AA...Para a mentira ser segura ... tem que ter qualquer coisa de verdade: Ainda irá correr muita água sob as pontes antes de o RU se desmembrar. A Irlanda do Norte até pode beneficiar da reunificação com a Irlanda mas a Escócia ganha o quê?!!. Será sempre uma nação irrelevante, mesmo na UE, sem o abrigo do poderoso pai inglês.
PRO, Como assim? Existem inúmeras nações Europeias mais pequenas que a Escócia e igualmente importantes: os Bálticos, Malta, Luxemburgo.
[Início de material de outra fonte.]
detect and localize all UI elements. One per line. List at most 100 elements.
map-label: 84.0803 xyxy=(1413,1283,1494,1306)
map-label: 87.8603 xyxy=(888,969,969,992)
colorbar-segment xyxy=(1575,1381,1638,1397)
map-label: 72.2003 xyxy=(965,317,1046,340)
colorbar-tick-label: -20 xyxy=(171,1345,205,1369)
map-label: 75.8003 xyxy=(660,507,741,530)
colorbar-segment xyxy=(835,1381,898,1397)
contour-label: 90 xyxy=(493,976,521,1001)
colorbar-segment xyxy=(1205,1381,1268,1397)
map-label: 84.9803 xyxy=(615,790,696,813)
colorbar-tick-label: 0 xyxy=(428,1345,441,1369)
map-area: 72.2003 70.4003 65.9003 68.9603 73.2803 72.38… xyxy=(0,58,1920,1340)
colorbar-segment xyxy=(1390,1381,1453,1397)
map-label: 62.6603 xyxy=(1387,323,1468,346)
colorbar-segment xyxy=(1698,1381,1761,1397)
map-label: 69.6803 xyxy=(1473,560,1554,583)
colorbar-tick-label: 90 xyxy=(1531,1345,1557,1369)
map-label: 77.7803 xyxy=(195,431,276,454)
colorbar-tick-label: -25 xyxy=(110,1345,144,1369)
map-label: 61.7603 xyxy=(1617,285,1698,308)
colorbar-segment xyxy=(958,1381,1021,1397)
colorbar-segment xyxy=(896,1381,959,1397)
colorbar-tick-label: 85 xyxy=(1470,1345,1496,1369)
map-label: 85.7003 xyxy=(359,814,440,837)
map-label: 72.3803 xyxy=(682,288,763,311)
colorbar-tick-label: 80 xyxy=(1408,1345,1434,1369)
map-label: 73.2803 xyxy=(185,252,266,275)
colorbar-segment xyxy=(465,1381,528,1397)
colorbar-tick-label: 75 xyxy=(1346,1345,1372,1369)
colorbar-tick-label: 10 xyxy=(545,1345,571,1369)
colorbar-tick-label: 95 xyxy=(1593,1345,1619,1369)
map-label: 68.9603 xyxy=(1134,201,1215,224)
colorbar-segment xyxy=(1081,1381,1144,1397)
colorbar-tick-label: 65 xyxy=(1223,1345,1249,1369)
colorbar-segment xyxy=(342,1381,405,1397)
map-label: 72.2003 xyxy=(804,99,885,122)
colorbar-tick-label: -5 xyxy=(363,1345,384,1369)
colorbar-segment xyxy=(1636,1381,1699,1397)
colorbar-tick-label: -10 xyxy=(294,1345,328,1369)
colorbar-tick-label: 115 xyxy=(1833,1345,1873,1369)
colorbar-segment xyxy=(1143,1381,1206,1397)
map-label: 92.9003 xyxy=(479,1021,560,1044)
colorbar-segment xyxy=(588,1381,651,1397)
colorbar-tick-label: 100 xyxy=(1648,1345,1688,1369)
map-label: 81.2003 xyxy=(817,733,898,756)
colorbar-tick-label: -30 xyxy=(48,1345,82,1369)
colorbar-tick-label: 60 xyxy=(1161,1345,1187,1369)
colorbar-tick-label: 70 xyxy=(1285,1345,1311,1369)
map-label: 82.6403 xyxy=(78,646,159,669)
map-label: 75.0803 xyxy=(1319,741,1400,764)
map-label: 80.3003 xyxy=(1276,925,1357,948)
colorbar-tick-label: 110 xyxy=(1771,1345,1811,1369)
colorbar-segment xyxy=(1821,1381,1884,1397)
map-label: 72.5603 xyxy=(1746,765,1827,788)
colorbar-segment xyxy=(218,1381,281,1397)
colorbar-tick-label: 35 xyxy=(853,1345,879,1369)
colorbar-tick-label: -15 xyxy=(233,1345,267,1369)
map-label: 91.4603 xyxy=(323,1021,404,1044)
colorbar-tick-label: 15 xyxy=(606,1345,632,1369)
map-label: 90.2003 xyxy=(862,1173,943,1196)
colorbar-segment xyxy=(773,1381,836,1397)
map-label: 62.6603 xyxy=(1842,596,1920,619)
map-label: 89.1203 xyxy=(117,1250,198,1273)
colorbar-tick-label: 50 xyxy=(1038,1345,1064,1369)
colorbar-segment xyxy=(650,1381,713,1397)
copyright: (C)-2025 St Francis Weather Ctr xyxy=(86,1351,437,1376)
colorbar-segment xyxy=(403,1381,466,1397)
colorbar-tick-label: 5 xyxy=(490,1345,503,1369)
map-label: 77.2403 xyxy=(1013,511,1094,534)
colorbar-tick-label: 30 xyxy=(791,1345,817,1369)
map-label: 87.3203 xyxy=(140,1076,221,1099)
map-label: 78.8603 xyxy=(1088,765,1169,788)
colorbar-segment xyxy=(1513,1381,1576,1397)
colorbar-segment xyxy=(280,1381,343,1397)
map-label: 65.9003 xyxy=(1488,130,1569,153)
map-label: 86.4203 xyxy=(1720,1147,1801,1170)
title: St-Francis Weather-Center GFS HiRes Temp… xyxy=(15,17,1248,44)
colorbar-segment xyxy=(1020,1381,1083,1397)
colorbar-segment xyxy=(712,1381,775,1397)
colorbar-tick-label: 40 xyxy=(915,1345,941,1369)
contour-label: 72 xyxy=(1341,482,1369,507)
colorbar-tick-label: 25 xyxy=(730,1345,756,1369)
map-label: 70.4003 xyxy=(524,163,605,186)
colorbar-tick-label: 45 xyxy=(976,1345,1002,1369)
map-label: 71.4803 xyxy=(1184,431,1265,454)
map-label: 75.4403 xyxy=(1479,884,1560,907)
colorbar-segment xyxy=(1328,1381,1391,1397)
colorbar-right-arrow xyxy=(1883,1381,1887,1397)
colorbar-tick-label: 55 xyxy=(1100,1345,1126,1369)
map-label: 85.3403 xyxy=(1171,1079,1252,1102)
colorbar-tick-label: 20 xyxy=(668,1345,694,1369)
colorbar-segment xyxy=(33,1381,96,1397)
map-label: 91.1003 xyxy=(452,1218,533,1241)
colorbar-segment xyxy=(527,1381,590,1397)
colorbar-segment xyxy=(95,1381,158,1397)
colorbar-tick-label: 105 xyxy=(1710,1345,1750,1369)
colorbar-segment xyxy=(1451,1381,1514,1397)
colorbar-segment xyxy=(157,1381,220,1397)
Aliás em 27 Membros só 4 ou 5 são grandes. Mas todos são igualmente importantes.
mário borges: O Boris fez mais sem saber pela unificação da Irlanda e pela independência da Escócia que centenas de anos de luta. Foi um gigantesco tiro no próprio pé. A primeira-ministra da Escócia reuniu-se esta semana no Parlamento Europeu e disse muito simplesmente: "O povo da Escócia votou pela permanência da Escócia na União Europeia. Como é que pensam resolver isto?"
PRO: Interessante que se refira isto: "Nenhum referendo poderá ser legitimado por uma margem tangencial.". Exactamente! O referendo do Brexit nunca deveria ter sido legitimado por ter sido tangencial. Agora o RU deverá ter o seu fim. Estaremos de braços abertos para acolher a Escócia e a Irlanda reunificada.